I get lots of solicitations for libertarian groups and I’m very pleased that there are so many of them these days. I can’t possibly support them all but I recently ponied up for an organization called F.I.R.E. (Freedom for Individual Rights in Education). Their focus is on fighting suppression of free speech on college campuses. Thus, for example, FIRE announces its Speech Code of the Month for October 2013:
Salem State University in Massachusetts prohibits “cultural intolerance” in its residence halls—a broad ban that threatens debate on controversial issues in a place where students often speak the most freely. Making matters worse, the policy applies not only to “actions” but also to “omissions,” broadening its scope to include not only speech but also a student’s personal decision not to speak.
It burns me up to see self-appointed fascist administrators launching attacks on individuals who dare to speak their minds in unpopular ways. And yet, there is a problem, centered on the distinction between public and private institutions. Suppose a small Baptist college decided that students would not be allowed to mock Christianity or promote Islam on campus. Could there be any objection to such a policy? Now suppose that same college decided it would not admit black students. Any thoughtful libertarian would have to defend this policy, distasteful though it may be, on grounds of freedom of association. The bottom line is clear: owners of private colleges have every right to determine whom they will admit as students or hire as faculty and how they are required to act on campus.
Now what about state colleges such as Salem State? Such institutions are “public property,” an oxymoron if we think about it. “Property” denotes the right to use or dispose of some valuable asset, implying an exclusion of non-owners or others who have not been invited to use the property. On the other hand “public” means, if anything, that anybody is allowed to use the asset and nobody is excluded. Who owns San Jose State University where I teach? The California State University Board of Trustees is the most likely candidate, but the faculty has a lot of control through the faculty unions and faculty senates. The Governor and the legislators wield a lot of influence too. The citizens own the place in theory but the connection between SJSU and the citizenry is so remote that it might as well be non-existent. The lack of clarity about who owns the place is the source of most of the idiotic, wasteful, and sometimes downright offensive policies that we see at SJSU and all other government agencies.

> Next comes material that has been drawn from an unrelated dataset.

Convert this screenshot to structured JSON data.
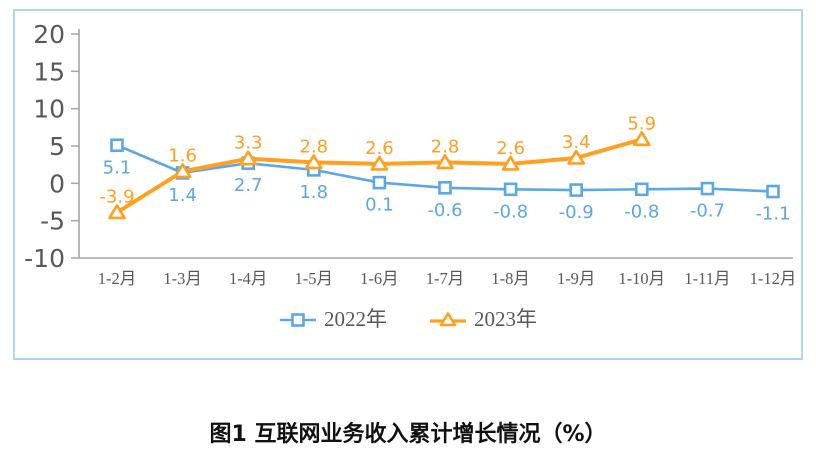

So what sort of speech is to be allowed at SJSU? I would say anything goes except shouting down lecturers. Objectionable behavior such as name-calling should be met with ostracism and boycotting or perhaps tit-for-tat. No need for prohibitions. But the people who have power over these matters no doubt see it differently.
Thinking about it more, there really isn’t any such thing as freedom of speech. Speech is not carried out in a vacuum (literally: there can be no sound waves!). If you’re speaking you are standing on someone’s property; if writing you’re using pen and paper or a computer. Land, pen, paper and computers are all resources whose owners have the right to determine who uses them and how. I have no right to invade your house and deliver a speech in your living room nor to grab your computer and compose a blog. Freedom of speech can only mean freedom to use one’s property, or the property of another who has given consent, for speaking purposes. (This, by the way, solves the fire-in-a-crowded-theater conundrum. Prohibitions on yelling “fire” are not a diminution of freedom of speech but rather a recognition of a theater owner’s right to control behavior on his property. See Rothbard’s excellent Ethics of Liberty p. 114.)
In the end, as Rothbard points out, there is no dichotomy between property rights and “civil” rights. There are only property rights, recognizing one’s own body as one’s primary form of property.